He was looking at me with that direct fixed stare. I just nodded.
CHAPTER EIGHTEEN
Mr. Maddox had said he didn’t need me working for Doris the next couple of days, but he wanted Liz to come back, so the following morning, I rode my Schwinn over to the Wyatts’ to see if Joe was up to a little fruit scavenging.
Joe was finishing breakfast. Aunt Al made me a plate, too—gravy over biscuits and eggs fried in bacon fat until they were crispy as french fries. She poured Joe a cup of coffee, which he drank black, and asked if I wanted some.
“Ugh,” I said. “Kids don’t drink coffee.”
“ ’Round here they do,” Joe said.
Aunt Al gave me a cup of milk, then added a little coffee and two heaping teaspoons of sugar. “Try this,” she said.
I took a sip. The milk and sugar cut the bitterness of the coffee, making it like a soda-fountain drink with a tiny kick.
“Did you all ever find yourselves any work?” Aunt Al asked.
“Sure did,” I said. “Your boss at the mill, Mr. Maddox, he’s our boss, too, now. He hired me and Liz to work around his house.”
“Is that a fact?” Aunt Al set down her coffee. “I’m not too sure how I feel about that. Jerry Maddox can ride people hard. Sure does at the mill, where they all hate him. My Ruthie used to work for that family, but she just finally couldn’t take it anymore. And she gets along with everyone.”

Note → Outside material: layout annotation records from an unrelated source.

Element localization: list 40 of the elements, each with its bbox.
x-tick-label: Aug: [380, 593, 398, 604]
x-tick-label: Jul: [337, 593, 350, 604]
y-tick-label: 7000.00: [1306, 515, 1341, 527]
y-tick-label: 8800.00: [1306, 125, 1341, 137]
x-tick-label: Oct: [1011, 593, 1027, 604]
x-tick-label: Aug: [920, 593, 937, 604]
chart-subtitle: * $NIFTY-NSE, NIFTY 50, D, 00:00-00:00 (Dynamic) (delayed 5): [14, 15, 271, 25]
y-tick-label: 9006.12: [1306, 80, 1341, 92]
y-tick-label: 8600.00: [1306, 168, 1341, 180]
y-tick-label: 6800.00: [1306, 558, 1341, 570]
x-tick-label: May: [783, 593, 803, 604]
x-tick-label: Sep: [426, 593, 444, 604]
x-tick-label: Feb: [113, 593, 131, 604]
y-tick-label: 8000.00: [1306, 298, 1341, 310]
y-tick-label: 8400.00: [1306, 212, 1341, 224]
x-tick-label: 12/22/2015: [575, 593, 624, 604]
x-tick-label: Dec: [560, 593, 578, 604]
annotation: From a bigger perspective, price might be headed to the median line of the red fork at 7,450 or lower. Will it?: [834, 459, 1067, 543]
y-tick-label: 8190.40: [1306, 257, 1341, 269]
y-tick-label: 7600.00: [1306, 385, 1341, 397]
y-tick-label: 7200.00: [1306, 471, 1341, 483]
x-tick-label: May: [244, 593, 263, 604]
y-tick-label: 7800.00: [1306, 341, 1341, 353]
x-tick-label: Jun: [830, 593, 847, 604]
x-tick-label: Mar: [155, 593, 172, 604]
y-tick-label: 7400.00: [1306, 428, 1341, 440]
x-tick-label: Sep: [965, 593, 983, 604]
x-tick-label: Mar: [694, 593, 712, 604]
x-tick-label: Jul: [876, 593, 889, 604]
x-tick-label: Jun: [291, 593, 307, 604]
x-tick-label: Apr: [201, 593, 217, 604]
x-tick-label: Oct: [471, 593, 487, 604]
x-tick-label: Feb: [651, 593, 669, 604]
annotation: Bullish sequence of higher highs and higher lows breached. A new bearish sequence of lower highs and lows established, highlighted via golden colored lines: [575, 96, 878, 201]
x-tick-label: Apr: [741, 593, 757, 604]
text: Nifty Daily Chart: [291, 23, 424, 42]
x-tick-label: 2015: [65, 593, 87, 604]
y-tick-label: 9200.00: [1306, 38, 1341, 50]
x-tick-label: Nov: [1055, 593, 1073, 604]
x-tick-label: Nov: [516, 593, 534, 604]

“Mr. Maddox was the only one who offered me and Liz a job,” I said. “He hasn’t been too hard on us, but he does boss his wife around something awful.”
“That man would boss the calf out of the cow. Your Uncle Tinsley don’t mind you working for him?”
“We haven’t exactly told Uncle Tinsley,” I said, and took a glug of my milk-with-coffee. “He didn’t want us to get jobs. We’re Holladays, he said, and Holladays don’t work for other people. But we need the money.”
“I hear you there,” she said. “But you ought to know about the history between Mr. Maddox and your uncle.”
Mr. Maddox, Aunt Al explained, was one of the men the new mill owners from Chicago had brought in to run the place. Uncle Tinsley had worked out an arrangement with the buyers to stay on as a consultant, seeing as how he knew the operations of the mill firsthand and had a history with the clients and the workers. But in no time, he and Mr. Maddox butted heads. Mr. Maddox’s job was running the shop floor, and the new owners had told him to do everything he could to cut costs and raise production. He followed people around with a stopwatch, pushing them to work faster and eliminate any unnecessary movements, to fold each pair of socks in two and a half seconds, not three, hollering at them for taking bathroom breaks and insisting they eat lunch at their workstations. He announced that, every month, he was going to fire the five slowest workers until he’d cut the number of employees by half.
It was at Mr. Maddox’s recommendation that the owners did away with the baseball team and the free hams at Christmas. He then got them to sell off the houses that the mill rented to the workers, buying up a lot of them himself on the cheap and raising the rent.
The mill had never been an easy place, Aunt Al said, but for the most part, all the workers got along. They felt they were in the same boat. But after Mr. Maddox showed up and started firing people, former friends turned on one another, even selling out or ratting on their coworkers so they could keep their jobs and feed their families.
Mr. Holladay insisted that a lot of Mr. Maddox’s changes were doing more harm than good, Aunt Al said. He felt that Mr. Maddox was making the workers more miserable, which was making them less motivated. That meant they’d take less pride in the product, and from time to time, they would even sabotage the machinery just to get a few minutes’ breather from the backbreaking pace. He and Mr. Maddox kept locking horns, arguing about the best way to run the mill. At one point they got into a shouting match on the shop floor. Mr. Holladay took his complaints to the new owners, but they sided with Mr. Maddox and forced Mr. Holladay out of the mill.
“The mill with his name on it,” Aunt Al said. “The mill his family had founded, owned, and operated for the better part of a century. After that, a lot of people around Byler started avoiding your uncle.”
“But he didn’t do anything wrong,” I said.
“True enough. But Mr. Maddox won the fight, and he was holding all the cards.”
“I guess that’s why Uncle Tinsley sort of keeps to himself.”
“He lost his parents and his wife and his mill all in the space of a few short years,” Aunt Al said. “The poor man’s just had too much taken from him.”